V
Era noite alta e clara, dois dias depois, quando ele bateu na porta.
-Quem é? – perguntou a voz do outro lado da porta de madeira. Uma voz envelhecida e irritante.
O marginal coçou o rosto e olhou para os pés, como normalmente fazia, num tique nervoso sutil, quando estava enganando alguém que suspeitava ser mais esperto do que ele próprio.
-É da parte do doutor Rodrigo... ele tem uma coisa pra senhora.
A porta se abriu, lá estava a velha, sorridente e ansiosa. Mas sua expressão mudou instantaneamente. Antes do tiro, ela soube.
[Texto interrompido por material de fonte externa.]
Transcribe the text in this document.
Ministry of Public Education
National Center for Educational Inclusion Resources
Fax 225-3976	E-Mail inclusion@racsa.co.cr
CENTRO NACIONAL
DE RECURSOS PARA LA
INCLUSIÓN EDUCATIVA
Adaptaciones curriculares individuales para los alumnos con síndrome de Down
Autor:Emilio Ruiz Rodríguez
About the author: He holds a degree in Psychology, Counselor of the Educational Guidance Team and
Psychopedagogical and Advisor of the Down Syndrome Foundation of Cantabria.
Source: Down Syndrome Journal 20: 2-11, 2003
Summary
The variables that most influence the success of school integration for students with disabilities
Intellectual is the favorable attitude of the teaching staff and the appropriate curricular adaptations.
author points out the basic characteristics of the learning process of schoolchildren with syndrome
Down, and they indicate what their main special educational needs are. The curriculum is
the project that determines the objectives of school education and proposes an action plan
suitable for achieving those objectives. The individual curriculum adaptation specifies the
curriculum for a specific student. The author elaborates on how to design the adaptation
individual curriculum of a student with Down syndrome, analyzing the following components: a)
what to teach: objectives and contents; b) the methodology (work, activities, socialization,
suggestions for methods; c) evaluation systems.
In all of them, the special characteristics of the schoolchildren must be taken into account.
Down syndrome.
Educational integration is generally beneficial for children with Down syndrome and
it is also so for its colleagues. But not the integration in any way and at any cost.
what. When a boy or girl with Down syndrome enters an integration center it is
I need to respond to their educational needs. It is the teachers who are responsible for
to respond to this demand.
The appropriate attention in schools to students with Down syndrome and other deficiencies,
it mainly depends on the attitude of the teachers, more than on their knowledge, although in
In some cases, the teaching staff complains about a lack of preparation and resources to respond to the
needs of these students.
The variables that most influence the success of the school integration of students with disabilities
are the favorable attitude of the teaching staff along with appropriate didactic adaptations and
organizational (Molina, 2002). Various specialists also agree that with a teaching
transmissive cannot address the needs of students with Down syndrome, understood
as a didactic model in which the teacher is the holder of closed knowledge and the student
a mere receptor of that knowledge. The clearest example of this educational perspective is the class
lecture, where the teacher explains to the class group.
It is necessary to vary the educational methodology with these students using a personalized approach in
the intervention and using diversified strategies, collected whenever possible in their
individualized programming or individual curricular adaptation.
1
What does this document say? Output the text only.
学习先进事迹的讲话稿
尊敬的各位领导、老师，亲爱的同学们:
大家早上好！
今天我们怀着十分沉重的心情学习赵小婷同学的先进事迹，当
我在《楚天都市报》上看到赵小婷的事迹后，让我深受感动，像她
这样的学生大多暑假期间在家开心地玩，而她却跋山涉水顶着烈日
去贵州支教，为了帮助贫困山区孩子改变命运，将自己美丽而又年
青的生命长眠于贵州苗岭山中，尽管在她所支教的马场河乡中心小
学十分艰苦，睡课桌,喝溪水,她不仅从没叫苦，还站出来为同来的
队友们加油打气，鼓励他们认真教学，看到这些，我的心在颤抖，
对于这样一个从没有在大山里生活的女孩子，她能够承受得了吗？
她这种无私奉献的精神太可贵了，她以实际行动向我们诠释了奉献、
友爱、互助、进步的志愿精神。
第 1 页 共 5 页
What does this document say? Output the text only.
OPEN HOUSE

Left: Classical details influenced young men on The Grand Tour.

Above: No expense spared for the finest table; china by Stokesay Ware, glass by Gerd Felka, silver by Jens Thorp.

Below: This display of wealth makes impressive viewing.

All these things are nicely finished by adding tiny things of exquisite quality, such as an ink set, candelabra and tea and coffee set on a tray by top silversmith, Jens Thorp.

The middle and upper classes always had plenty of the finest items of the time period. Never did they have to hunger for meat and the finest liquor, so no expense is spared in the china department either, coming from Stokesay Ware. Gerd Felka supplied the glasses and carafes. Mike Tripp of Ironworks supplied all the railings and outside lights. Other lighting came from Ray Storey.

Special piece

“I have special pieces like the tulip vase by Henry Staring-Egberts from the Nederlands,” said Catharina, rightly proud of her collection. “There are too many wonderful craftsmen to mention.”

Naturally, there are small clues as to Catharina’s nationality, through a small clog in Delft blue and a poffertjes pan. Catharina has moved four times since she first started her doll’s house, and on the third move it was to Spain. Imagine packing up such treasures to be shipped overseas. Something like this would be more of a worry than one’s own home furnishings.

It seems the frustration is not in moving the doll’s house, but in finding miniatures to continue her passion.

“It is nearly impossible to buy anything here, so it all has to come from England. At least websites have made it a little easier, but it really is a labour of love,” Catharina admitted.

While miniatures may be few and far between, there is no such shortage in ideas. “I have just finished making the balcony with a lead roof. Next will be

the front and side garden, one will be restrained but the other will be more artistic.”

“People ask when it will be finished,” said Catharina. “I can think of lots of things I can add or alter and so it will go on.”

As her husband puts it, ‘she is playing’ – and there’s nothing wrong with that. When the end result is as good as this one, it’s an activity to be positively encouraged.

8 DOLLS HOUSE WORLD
Reconhecia o homem diante dela. A mesma jaqueta preta. O mesmo tipo físico. Até mesmo o revólver era igual. O incidente lhe fora descrito com detalhes por Rodrigo, e a velha formara uma imagem mental muito clara do assassinato de Julia, o que fora necessário para a performance.
Clara demais. Até o rosto que imaginara por trás da máscara de náilon era o mesmo.
Havia uma refinada ironia naquela súbita compreensão, mas ela não teve tempo para meditar a respeito, ainda que a percebesse.
Não houve tempo pra gritar. O primeiro disparo foi no rosto. Depois o tambor foi esvaziado no corpo caído no chão. O assassino olhou para o cadáver por alguns instantes, para ter certeza. Depois se dirigiu para o seu carro. Um carrinho popular, discreto. Tratou de sair dali o mais rápido possível. O lugar era deserto, mas nunca se sabe.
Além disso, no meio daquele lugar deserto, diante de uma mulher que todos diziam ter parte com o demônio, mesmo o mais prático dos criminosos se sentia inquieto. Mesmo que a suposta bruxa, largada na soleira da porta, não fosse mais perigosa que um pedaço qualquer de carne.
Dirigiu até a cidade. Parou diante de um telefone público.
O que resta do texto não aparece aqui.